Se anche il Nord diventa Cosa loro
di Valeria Arena

Quest’anno sono già 17 le Amministrazioni sciolte per mafia in Italia: è il dato più alto dal biennio 2012-2013. Crescono gli intrecci tra criminalità e politica nella parte più ricca del Paese

Tags: Mafia, Enti Locali



PALERMO – Dall’inizio dell’anno a oggi sono state ben 17 le Amministrazioni sciolte per infiltrazioni della criminalità organizzata. Si tratta del dato più alto dal biennio 2012-2013. Ultimi, in ordine cronologico, il Comune di Valenzano, in provincia di Bari, e quello di Seregno, in Brianza, commissariato per presunti legami con l’Ndrangheta, a conferma della massiccia presenza delle organizzazioni criminali di origine meridionale nel Nord del Paese.

Secondo i numeri forniti da Avviso pubblico, associazione di Enti locali e Regioni per la formazione civile contro le mafie, la maggioranza degli scioglimenti, al 27 settembre 2017, è localizzata in Campania (35,7%), seguita a ruota dalla Calabria, con il 32,6%, e dalla Sicilia, con il 24%. In particolare, la nostra Isola conta nel solo anno corrente ben due scioglimenti: Borgetto in provincia di Palermo e Castelvetrano in provincia di Trapani. Dal 1991 - ossia da quando è stata introdotta la possibilità di sciogliere un’Amministrazione per legami con la criminalità organizzata - a oggi, inoltre, la nostra regione ha registrato 70 decreti di scioglimento, più quattro successivamente annullati e altri quattro poi archiviati. La maggior parte dei casi è circoscritta alla provincia di Palermo (35), seguita da Catania (10), Trapani (8), Agrigento (7), Caltanissetta (6), Messina (4), Ragusa (2) e Siracusa (1). Le prime due posizioni a livello regionale continuano a essere occupate da Campania, con 104 provvedimenti all’attivo, e Calabria, a quota 95.

L’andamento è naturalmente confermato anche dai numeri istituzionali. Secondo i dati forniti dal ministero dell’Interno, elaborati dall’associazione Openpolis nel rapporto “Fuori dal Comune – Lo scioglimento dei Consigli comunali in Italia”, la Sicilia detiene un record negativo: tra il 2011 e il 2014, dei 43 commissariamenti avvenuti durante gli anni presi in esame, il 100% ritrova le sue cause nei legami con l’ambiente mafioso. Neanche Calabria e Campania, le regioni che detengono il maggior numero di Enti sciolti per mafia, registrano un tale andamento. Nel primo caso, abbiamo una percentuale del 23,8% su un totale di 70 Comuni sciolti, nel secondo caso un 11,9% sulla base di 52 commissariamenti. Stesso discorso anche per le due amministrazioni isolane sciolte nel 2017, Borgetto e Castelvetrano, e per i quattro Comuni siciliani commissariati tra il 2015 e il 2016.

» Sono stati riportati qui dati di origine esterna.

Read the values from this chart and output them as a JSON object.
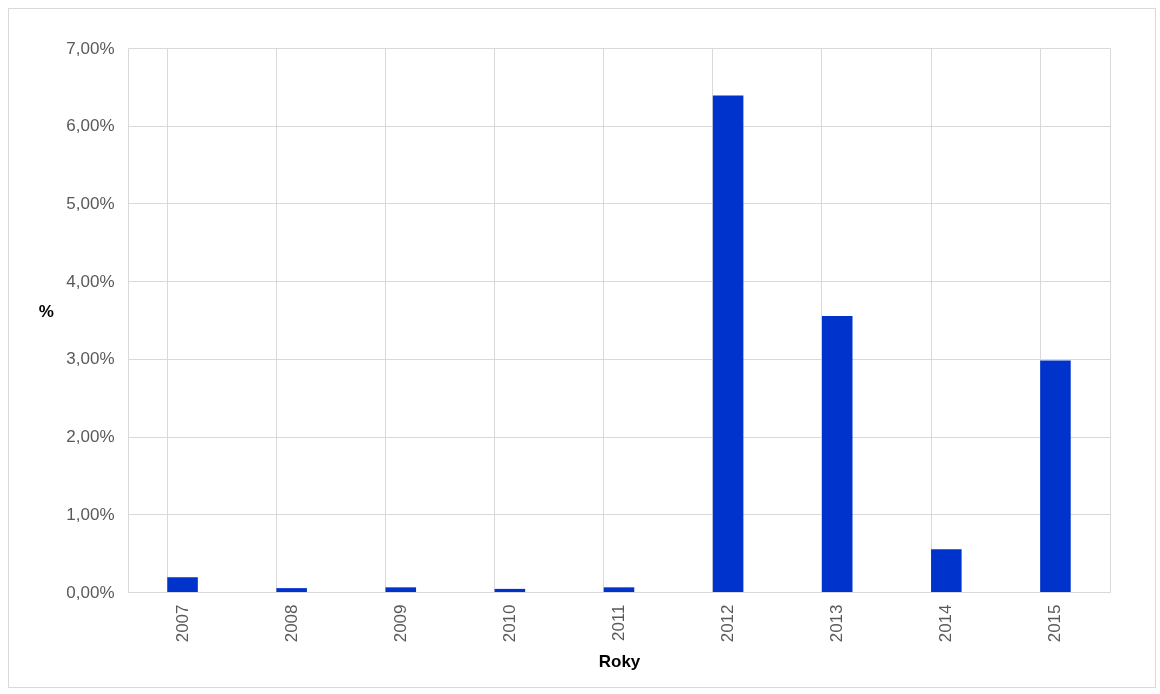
{
  "chart_data": {
    "type": "bar",
    "xlabel": "Roky",
    "ylabel": "%",
    "categories": [
      "2007",
      "2008",
      "2009",
      "2010",
      "2011",
      "2012",
      "2013",
      "2014",
      "2015"
    ],
    "values": [
      0.19,
      0.05,
      0.06,
      0.04,
      0.06,
      6.39,
      3.55,
      0.55,
      2.98
    ],
    "color": "#0033cc",
    "ylim": [
      0,
      7
    ],
    "yticks": [
      {
        "value": 0,
        "label": "0,00%"
      },
      {
        "value": 1,
        "label": "1,00%"
      },
      {
        "value": 2,
        "label": "2,00%"
      },
      {
        "value": 3,
        "label": "3,00%"
      },
      {
        "value": 4,
        "label": "4,00%"
      },
      {
        "value": 5,
        "label": "5,00%"
      },
      {
        "value": 6,
        "label": "6,00%"
      },
      {
        "value": 7,
        "label": "7,00%"
      }
    ],
    "grid": true
  }
}
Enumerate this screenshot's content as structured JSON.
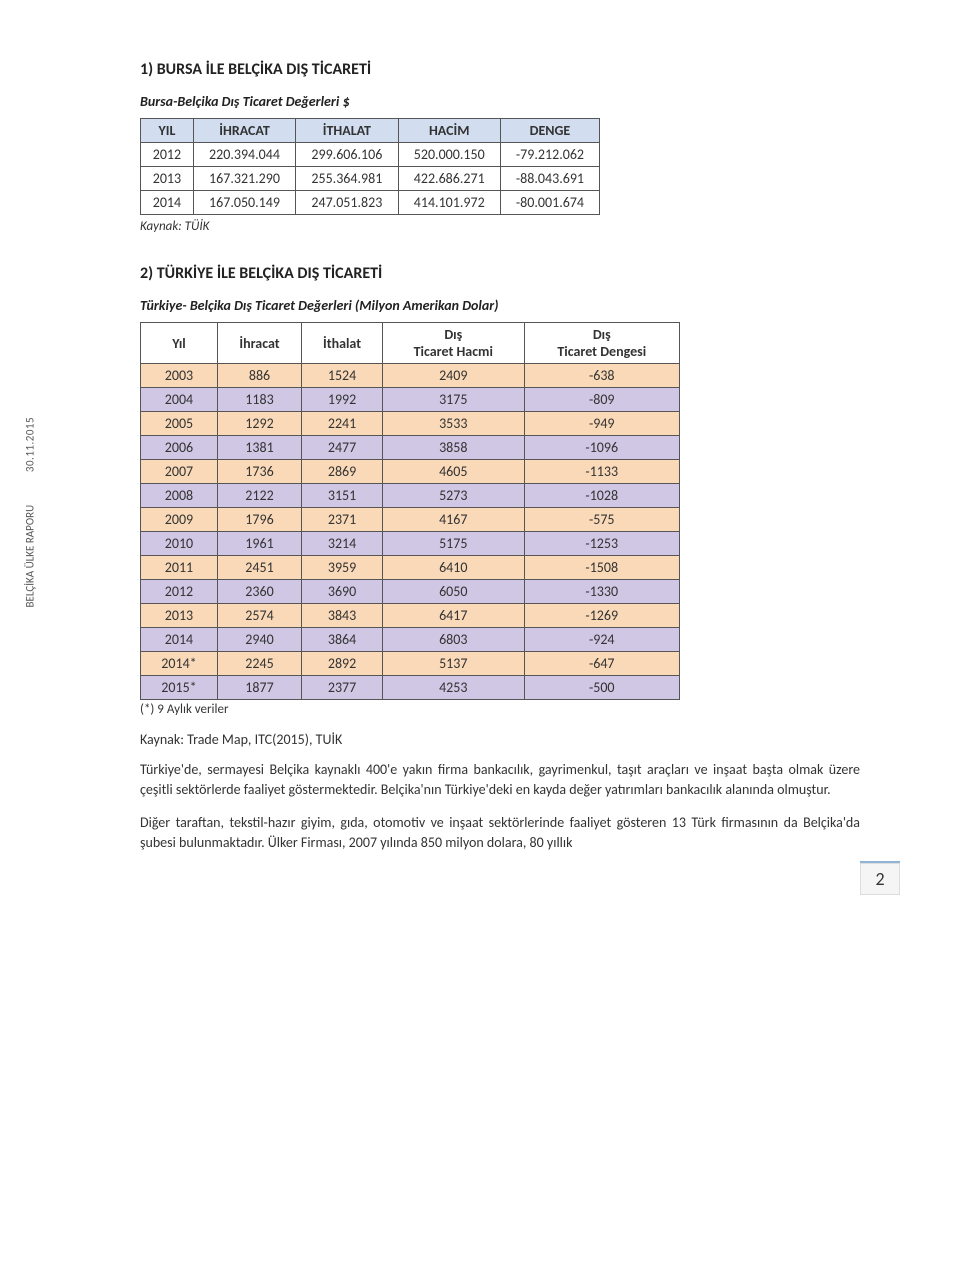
{
  "sidebar": {
    "date": "30.11.2015",
    "report_label": "BELÇİKA ÜLKE RAPORU"
  },
  "section1": {
    "title": "1) BURSA İLE BELÇİKA DIŞ TİCARETİ",
    "subtitle": "Bursa-Belçika Dış Ticaret Değerleri $"
  },
  "table1": {
    "type": "table",
    "header_bg": "#d2def0",
    "row_colors": [
      "#ffffff",
      "#ffffff",
      "#ffffff"
    ],
    "columns": [
      "YIL",
      "İHRACAT",
      "İTHALAT",
      "HACİM",
      "DENGE"
    ],
    "rows": [
      [
        "2012",
        "220.394.044",
        "299.606.106",
        "520.000.150",
        "-79.212.062"
      ],
      [
        "2013",
        "167.321.290",
        "255.364.981",
        "422.686.271",
        "-88.043.691"
      ],
      [
        "2014",
        "167.050.149",
        "247.051.823",
        "414.101.972",
        "-80.001.674"
      ]
    ],
    "source": "Kaynak: TÜİK"
  },
  "section2": {
    "title": "2) TÜRKİYE İLE BELÇİKA DIŞ TİCARETİ",
    "subtitle": "Türkiye- Belçika Dış Ticaret Değerleri (Milyon Amerikan Dolar)"
  },
  "table2": {
    "type": "table",
    "alt_colors": [
      "#f9d9b8",
      "#cfc7e4"
    ],
    "columns": [
      "Yıl",
      "İhracat",
      "İthalat",
      "Dış Ticaret Hacmi",
      "Dış Ticaret Dengesi"
    ],
    "rows": [
      [
        "2003",
        "886",
        "1524",
        "2409",
        "-638"
      ],
      [
        "2004",
        "1183",
        "1992",
        "3175",
        "-809"
      ],
      [
        "2005",
        "1292",
        "2241",
        "3533",
        "-949"
      ],
      [
        "2006",
        "1381",
        "2477",
        "3858",
        "-1096"
      ],
      [
        "2007",
        "1736",
        "2869",
        "4605",
        "-1133"
      ],
      [
        "2008",
        "2122",
        "3151",
        "5273",
        "-1028"
      ],
      [
        "2009",
        "1796",
        "2371",
        "4167",
        "-575"
      ],
      [
        "2010",
        "1961",
        "3214",
        "5175",
        "-1253"
      ],
      [
        "2011",
        "2451",
        "3959",
        "6410",
        "-1508"
      ],
      [
        "2012",
        "2360",
        "3690",
        "6050",
        "-1330"
      ],
      [
        "2013",
        "2574",
        "3843",
        "6417",
        "-1269"
      ],
      [
        "2014",
        "2940",
        "3864",
        "6803",
        "-924"
      ],
      [
        "2014*",
        "2245",
        "2892",
        "5137",
        "-647"
      ],
      [
        "2015*",
        "1877",
        "2377",
        "4253",
        "-500"
      ]
    ],
    "footnote": "(*) 9 Aylık veriler",
    "source": "Kaynak: Trade Map, ITC(2015), TUİK"
  },
  "paragraphs": {
    "p1": "Türkiye'de, sermayesi Belçika kaynaklı 400'e yakın firma bankacılık, gayrimenkul, taşıt araçları ve inşaat başta olmak üzere çeşitli sektörlerde faaliyet göstermektedir. Belçika'nın Türkiye'deki en kayda değer yatırımları bankacılık alanında olmuştur.",
    "p2": "Diğer taraftan, tekstil-hazır giyim, gıda, otomotiv ve inşaat sektörlerinde faaliyet gösteren 13 Türk firmasının da Belçika'da şubesi bulunmaktadır. Ülker Firması, 2007 yılında 850 milyon dolara, 80 yıllık"
  },
  "page_number": "2"
}
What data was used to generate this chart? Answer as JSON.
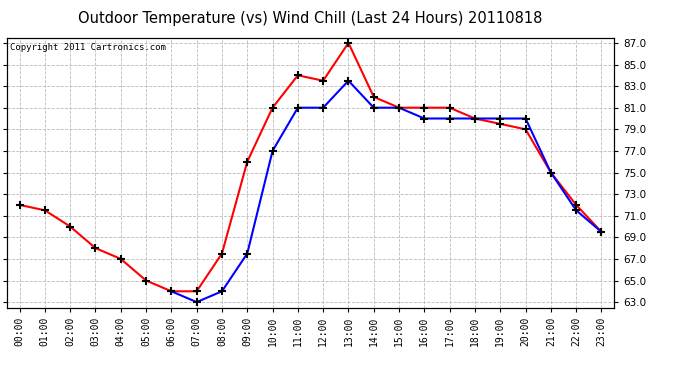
{
  "title": "Outdoor Temperature (vs) Wind Chill (Last 24 Hours) 20110818",
  "copyright": "Copyright 2011 Cartronics.com",
  "x_labels": [
    "00:00",
    "01:00",
    "02:00",
    "03:00",
    "04:00",
    "05:00",
    "06:00",
    "07:00",
    "08:00",
    "09:00",
    "10:00",
    "11:00",
    "12:00",
    "13:00",
    "14:00",
    "15:00",
    "16:00",
    "17:00",
    "18:00",
    "19:00",
    "20:00",
    "21:00",
    "22:00",
    "23:00"
  ],
  "red_x": [
    0,
    1,
    2,
    3,
    4,
    5,
    6,
    7,
    8,
    9,
    10,
    11,
    12,
    13,
    14,
    15,
    16,
    17,
    18,
    19,
    20,
    21,
    22,
    23
  ],
  "red_y": [
    72.0,
    71.5,
    70.0,
    68.0,
    67.0,
    65.0,
    64.0,
    64.0,
    67.5,
    76.0,
    81.0,
    84.0,
    83.5,
    87.0,
    82.0,
    81.0,
    81.0,
    81.0,
    80.0,
    79.5,
    79.0,
    75.0,
    72.0,
    69.5
  ],
  "blue_x": [
    6,
    7,
    8,
    9,
    10,
    11,
    12,
    13,
    14,
    15,
    16,
    17,
    18,
    19,
    20,
    21,
    22,
    23
  ],
  "blue_y": [
    64.0,
    63.0,
    64.0,
    67.5,
    77.0,
    81.0,
    81.0,
    83.5,
    81.0,
    81.0,
    80.0,
    80.0,
    80.0,
    80.0,
    80.0,
    75.0,
    71.5,
    69.5
  ],
  "ylim_min": 62.5,
  "ylim_max": 87.5,
  "yticks": [
    63.0,
    65.0,
    67.0,
    69.0,
    71.0,
    73.0,
    75.0,
    77.0,
    79.0,
    81.0,
    83.0,
    85.0,
    87.0
  ],
  "red_color": "#ff0000",
  "blue_color": "#0000ff",
  "bg_color": "#ffffff",
  "grid_color": "#bbbbbb",
  "title_fontsize": 10.5,
  "copyright_fontsize": 6.5,
  "tick_fontsize": 7.5,
  "xtick_fontsize": 7
}
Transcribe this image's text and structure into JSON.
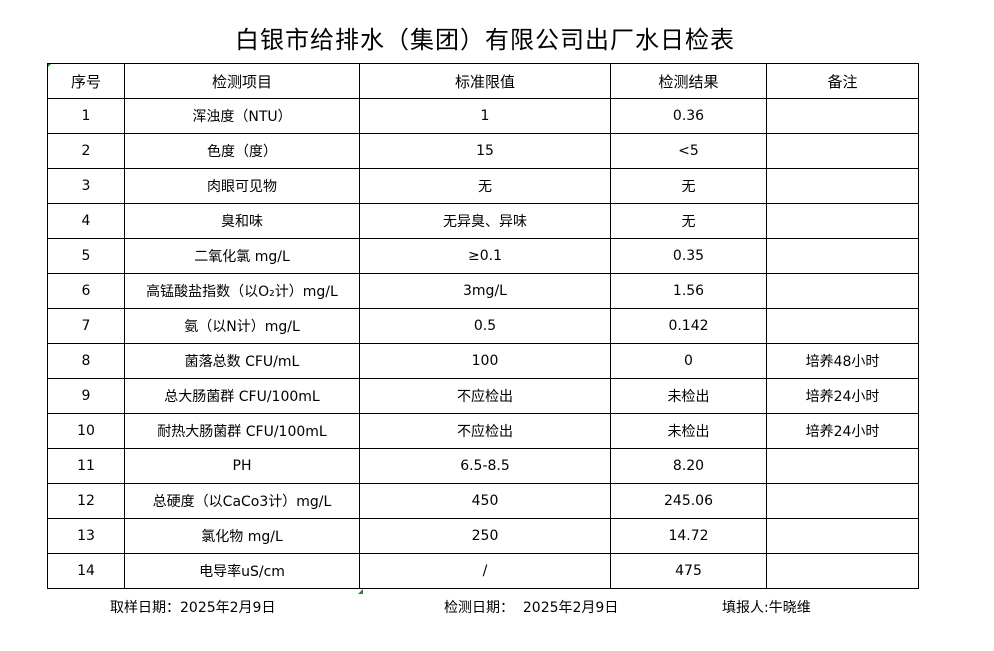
{
  "title": "白银市给排水（集团）有限公司出厂水日检表",
  "headers": [
    "序号",
    "检测项目",
    "标准限值",
    "检测结果",
    "备注"
  ],
  "rows": [
    [
      "1",
      "浑浊度（NTU）",
      "1",
      "0.36",
      ""
    ],
    [
      "2",
      "色度（度）",
      "15",
      "<5",
      ""
    ],
    [
      "3",
      "肉眼可见物",
      "无",
      "无",
      ""
    ],
    [
      "4",
      "臭和味",
      "无异臭、异味",
      "无",
      ""
    ],
    [
      "5",
      "二氧化氯 mg/L",
      "≥0.1",
      "0.35",
      ""
    ],
    [
      "6",
      "高锰酸盐指数（以O₂计）mg/L",
      "3mg/L",
      "1.56",
      ""
    ],
    [
      "7",
      "氨（以N计）mg/L",
      "0.5",
      "0.142",
      ""
    ],
    [
      "8",
      "菌落总数 CFU/mL",
      "100",
      "0",
      "培养48小时"
    ],
    [
      "9",
      "总大肠菌群 CFU/100mL",
      "不应检出",
      "未检出",
      "培养24小时"
    ],
    [
      "10",
      "耐热大肠菌群 CFU/100mL",
      "不应检出",
      "未检出",
      "培养24小时"
    ],
    [
      "11",
      "PH",
      "6.5-8.5",
      "8.20",
      ""
    ],
    [
      "12",
      "总硬度（以CaCo3计）mg/L",
      "450",
      "245.06",
      ""
    ],
    [
      "13",
      "氯化物 mg/L",
      "250",
      "14.72",
      ""
    ],
    [
      "14",
      "电导率uS/cm",
      "/",
      "475",
      ""
    ]
  ],
  "footer": {
    "sample_date": "取样日期：2025年2月9日",
    "test_date": "检测日期：  2025年2月9日",
    "reporter": "填报人:牛晓维"
  }
}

Nonostante le infiltrazioni mafiose riguardino principalmente il Mezzogiorno (oltre il 97% degli scioglimenti), il documento di Openpolis sottolinea una tendenza già avviatasi da tempo e più volte messa in evidenza dal ministero dell’Interno, ovvero l’allargamento dei confini delle attività e degli affari delle organizzazioni criminali di carattere mafioso dal Sud al Nord. È bene ricordare, però, che spesso gli organi comunali, al fine di evitare lo scioglimento per collusione con la mafia, scelgono la strada autonoma delle dimissioni, per cui i legami tra istituzioni e organizzazioni criminali potrebbero essere potenzialmente di più di quel 7,1% registrato dal rapporto sul territorio nazionale.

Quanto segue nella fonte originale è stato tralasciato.